I love the 102 on my k5, mounted to left rear bumper, looks almost factory on this old truck. Only antenna I would run on a truck from the 70s. It talks 10 miles on a good day.
 
I love the 102 on my k5, mounted to left rear bumper, looks almost factory on this old truck. Only antenna I would run on a truck from the 70s. It talks 10 miles on a good day.


I have a Larsen steel whip on my Tahoe. It's mounted directly above the tail light on the side of the truck. Rx/Tx there is decent, SWRs are good with the whole box side to use as a ground plane. It'd be a lot better for range on the roof but I'd rip it off wayyyy more often than I do where it is just because of all the low lying branches I have scraping across the top of my truck all the time (I swear I have more pin striping on the roof than the quarter panels...).

If the bumper is steel you can definitely give it a try. You'll loose some gain without a big ground plane to act as the other end of the dipole but as long as your SWRs are within spec you should be alright. The non-ground plane antennas are a center loaded dipole, aka the center of the antenna is where the zero line is on the wavelength vs the bottom of the antenna. It then uses the top half of the whip for the positive side and the bottom half for the negative side. A regular ground plane antenna is bottom loaded and uses the whip for the positive side and the bottom half is your metal surface.
 
those plastic bumpers on newer stuff are thin and brittle to begin with . and then add in cold temps and BANG / SNAP the cold pops the plastic .

mount it better and as said skip the whip . there is much better stuff .

lots of jeep guys have made nice custom brakets and sell them that bolt on the body in factory spots . I would look in to this also for a mount.
 
I ran the 108" stainless whips and springs on my '72 K5,then someone gave me a used "Firestick" antenna only 4' long..once it was adjusted to the lowest SWR I could get, about 1.5 to 1,by simply turning a threaded stud at the top that had a locknut,I found I could reach much further with that antenna than the steel whips would,and no more banging the whip on everything..

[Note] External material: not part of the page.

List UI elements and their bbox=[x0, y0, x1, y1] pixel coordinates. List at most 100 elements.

I doubt an 8' whip would stay on a plastic bumper long,even if you used metal back up plates..they put a lot of force on the mount,I have had them crack sheet metal after awhile..
 
SO much better quality antennas out there other than the overly intrusive 102" whip.

It's impossible to make a shorter antenna work as well as a real 1/4-wave. It's also pretty hard to make something more durable than stainless spring steel. However, things aren't always equal because of mounting. Putting a coil-loaded antenna on the center of your roof will probably perform better than the giant whip on the rear bumper. Now if you mounted the giant whip on the center of your roof, it would be the ultimate performance, but I don't know who could live with it on a lifted/off-road truck.

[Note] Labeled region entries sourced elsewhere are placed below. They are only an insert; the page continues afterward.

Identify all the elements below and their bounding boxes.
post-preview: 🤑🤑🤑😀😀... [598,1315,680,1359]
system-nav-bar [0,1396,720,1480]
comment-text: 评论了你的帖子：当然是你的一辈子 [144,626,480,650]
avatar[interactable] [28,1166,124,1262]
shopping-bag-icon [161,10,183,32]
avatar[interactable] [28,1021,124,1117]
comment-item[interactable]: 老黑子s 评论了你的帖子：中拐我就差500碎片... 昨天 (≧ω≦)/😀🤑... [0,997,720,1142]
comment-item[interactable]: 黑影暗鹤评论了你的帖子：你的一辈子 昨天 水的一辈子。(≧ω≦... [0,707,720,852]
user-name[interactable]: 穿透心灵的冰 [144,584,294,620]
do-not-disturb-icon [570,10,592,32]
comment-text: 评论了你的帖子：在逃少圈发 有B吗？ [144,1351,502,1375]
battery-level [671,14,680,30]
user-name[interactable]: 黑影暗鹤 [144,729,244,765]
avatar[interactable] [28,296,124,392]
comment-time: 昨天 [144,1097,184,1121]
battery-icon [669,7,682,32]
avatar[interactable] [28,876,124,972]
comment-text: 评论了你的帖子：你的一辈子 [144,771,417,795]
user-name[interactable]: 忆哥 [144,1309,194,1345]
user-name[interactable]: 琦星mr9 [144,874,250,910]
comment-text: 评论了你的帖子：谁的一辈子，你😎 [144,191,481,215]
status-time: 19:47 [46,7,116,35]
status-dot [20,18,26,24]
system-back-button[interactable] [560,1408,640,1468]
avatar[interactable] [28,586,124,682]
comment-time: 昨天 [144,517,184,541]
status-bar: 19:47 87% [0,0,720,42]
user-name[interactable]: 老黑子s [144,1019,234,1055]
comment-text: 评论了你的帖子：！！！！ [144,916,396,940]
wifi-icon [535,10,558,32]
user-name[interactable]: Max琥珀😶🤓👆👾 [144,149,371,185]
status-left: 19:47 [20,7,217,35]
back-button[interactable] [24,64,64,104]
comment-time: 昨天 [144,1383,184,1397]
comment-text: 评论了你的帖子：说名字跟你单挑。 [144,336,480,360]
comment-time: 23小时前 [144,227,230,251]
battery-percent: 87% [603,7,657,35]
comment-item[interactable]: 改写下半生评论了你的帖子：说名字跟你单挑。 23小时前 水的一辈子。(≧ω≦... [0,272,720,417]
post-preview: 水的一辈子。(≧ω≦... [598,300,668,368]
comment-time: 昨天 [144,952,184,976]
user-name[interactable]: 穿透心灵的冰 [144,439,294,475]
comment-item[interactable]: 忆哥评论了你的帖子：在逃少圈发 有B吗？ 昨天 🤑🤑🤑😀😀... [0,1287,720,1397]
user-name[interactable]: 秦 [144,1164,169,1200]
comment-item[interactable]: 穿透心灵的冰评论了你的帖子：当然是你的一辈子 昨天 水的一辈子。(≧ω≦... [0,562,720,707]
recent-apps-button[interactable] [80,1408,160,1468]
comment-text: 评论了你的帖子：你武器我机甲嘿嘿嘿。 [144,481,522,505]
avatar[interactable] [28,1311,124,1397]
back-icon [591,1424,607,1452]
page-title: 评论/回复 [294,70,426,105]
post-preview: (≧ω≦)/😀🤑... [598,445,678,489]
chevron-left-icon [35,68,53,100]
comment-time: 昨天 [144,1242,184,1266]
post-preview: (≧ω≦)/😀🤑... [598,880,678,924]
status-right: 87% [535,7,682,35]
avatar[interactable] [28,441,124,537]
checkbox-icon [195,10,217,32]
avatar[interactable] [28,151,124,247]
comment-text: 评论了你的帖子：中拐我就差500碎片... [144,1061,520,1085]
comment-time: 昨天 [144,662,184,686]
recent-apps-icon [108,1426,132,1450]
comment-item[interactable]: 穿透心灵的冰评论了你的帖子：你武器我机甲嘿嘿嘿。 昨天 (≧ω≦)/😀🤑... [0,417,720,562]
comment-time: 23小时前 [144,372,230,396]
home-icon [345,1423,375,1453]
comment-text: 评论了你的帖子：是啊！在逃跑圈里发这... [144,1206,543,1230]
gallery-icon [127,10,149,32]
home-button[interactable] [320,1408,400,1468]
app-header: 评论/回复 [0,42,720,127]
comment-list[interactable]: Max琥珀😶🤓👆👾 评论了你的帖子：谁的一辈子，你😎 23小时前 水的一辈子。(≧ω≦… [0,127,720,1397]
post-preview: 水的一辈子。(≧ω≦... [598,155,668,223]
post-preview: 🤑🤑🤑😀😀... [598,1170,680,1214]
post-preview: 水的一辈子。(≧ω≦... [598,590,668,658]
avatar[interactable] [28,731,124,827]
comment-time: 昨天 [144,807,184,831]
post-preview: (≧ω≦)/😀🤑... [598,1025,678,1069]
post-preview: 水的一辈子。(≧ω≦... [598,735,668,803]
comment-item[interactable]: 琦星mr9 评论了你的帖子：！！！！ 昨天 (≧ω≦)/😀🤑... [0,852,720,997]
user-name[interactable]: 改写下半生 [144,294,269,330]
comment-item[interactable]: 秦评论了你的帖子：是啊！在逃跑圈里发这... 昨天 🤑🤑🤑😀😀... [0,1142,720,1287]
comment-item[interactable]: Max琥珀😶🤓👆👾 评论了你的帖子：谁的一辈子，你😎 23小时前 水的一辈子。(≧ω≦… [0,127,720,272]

Also, putting the antenna on the back bumper makes the whole thing directional, especially since it will probably end up on the corner to clear the tail/lift-gate. Add a ground "strapped in" ground instead of direct mounting to the sheet metal and it's probably not going to perform that well. Plus, the lowest parts of the whip are the most "radiating" and those are the portions blocked by the vehicle body.

If you do want a mount on the bumper, don't mount to plastic. Build some kind of steel brace underneath that takes the load while just looking like the antenna is mounted to the bumper cover. You would probably still want to ground strap it back to the body of the vehicle, unless it's clear that the bumper structure is welded to the body or frame.

With CB antennas you have to pick your poison and figure out what is the least terrible for the application.